The real harm comes in the wider Arab and Muslim world, where the exaggeration of al-Qaeda's role works directly and devastatingly against American goals. It magnifies al-Qaeda's perceived power, strengthening its own media campaign and feeding its most powerful propaganda instrument. Attributing all these attacks to al-Qaeda certainly doesn't hurt al-Qaeda's image: Iraq is the one place where al-Qaeda's violence is actually widely supported in the Muslim world (a recent PIPA survey found that over 90% of Egyptians thought that attacks on American civilians were against Islam and illegitimate, but over 90% of Egyptians thought that attacks on American troops in Iraq were legitimate).
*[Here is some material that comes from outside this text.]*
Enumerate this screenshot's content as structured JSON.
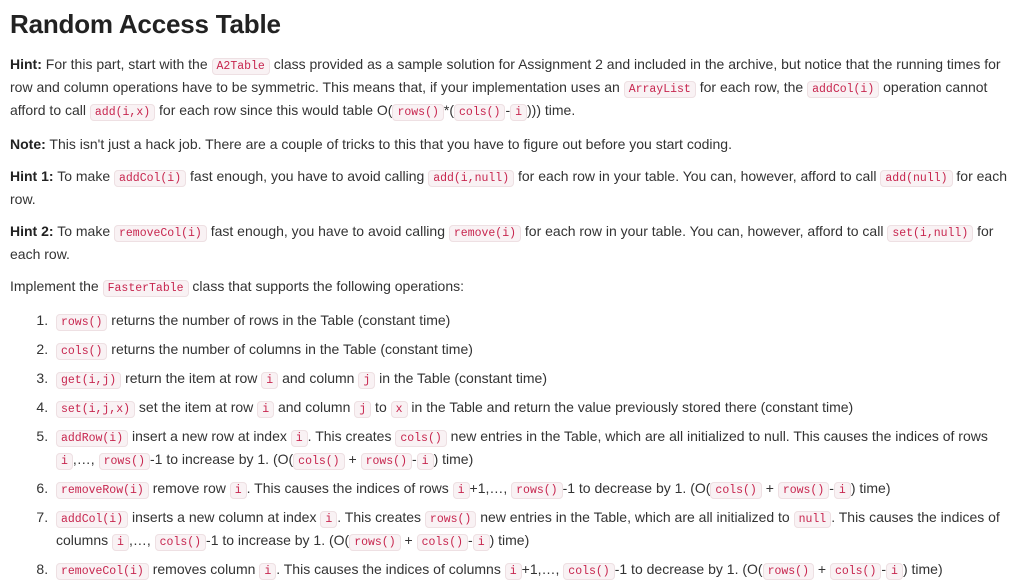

The administration in effect claims more power and military success for al-Qaeda in Iraq than al-Qaeda claims for itself - for which the al-Qaeda leadership can only be bemusedly grateful. Forget al-Hurra - if you're looking for a real public diplomacy fiasco, you'll be hard pressed to do worse than the US acting as al-Qaeda's agent in promoting its Iraqi success.

We constantly hear conservatives condemning talk of withdrawal as "helping the enemy." We don't want to withdraw from Iraq and "hand bin Laden a propaganda victory," or some such. Leaving aside that it's almost impossible to imagine a scenario in which a U.S. withdrawal from Iraq, whenever that may occur, is not spun as a victory by Islamic extremists, as Lynch makes clear, the propaganda victory that Bush is handing al-Qaeda is not a matter of prediction. It is happening. By continuing to cling to and defend a failed policy by inflating al-Qaeda's power in Iraq, by treating al-Qaeda as a top-down organization with command and control capability, rather than a loosely affiliated ideological network, Bush is effectively waving al-Qaeda's flag for them. He got us into Iraq by misrepresenting Saddam Hussein's capabilities, and he's keeping us there by doing the same with al-Qaeda. We know the tragic consequences of the former; we haven't begun to grasp the consequences of the latter.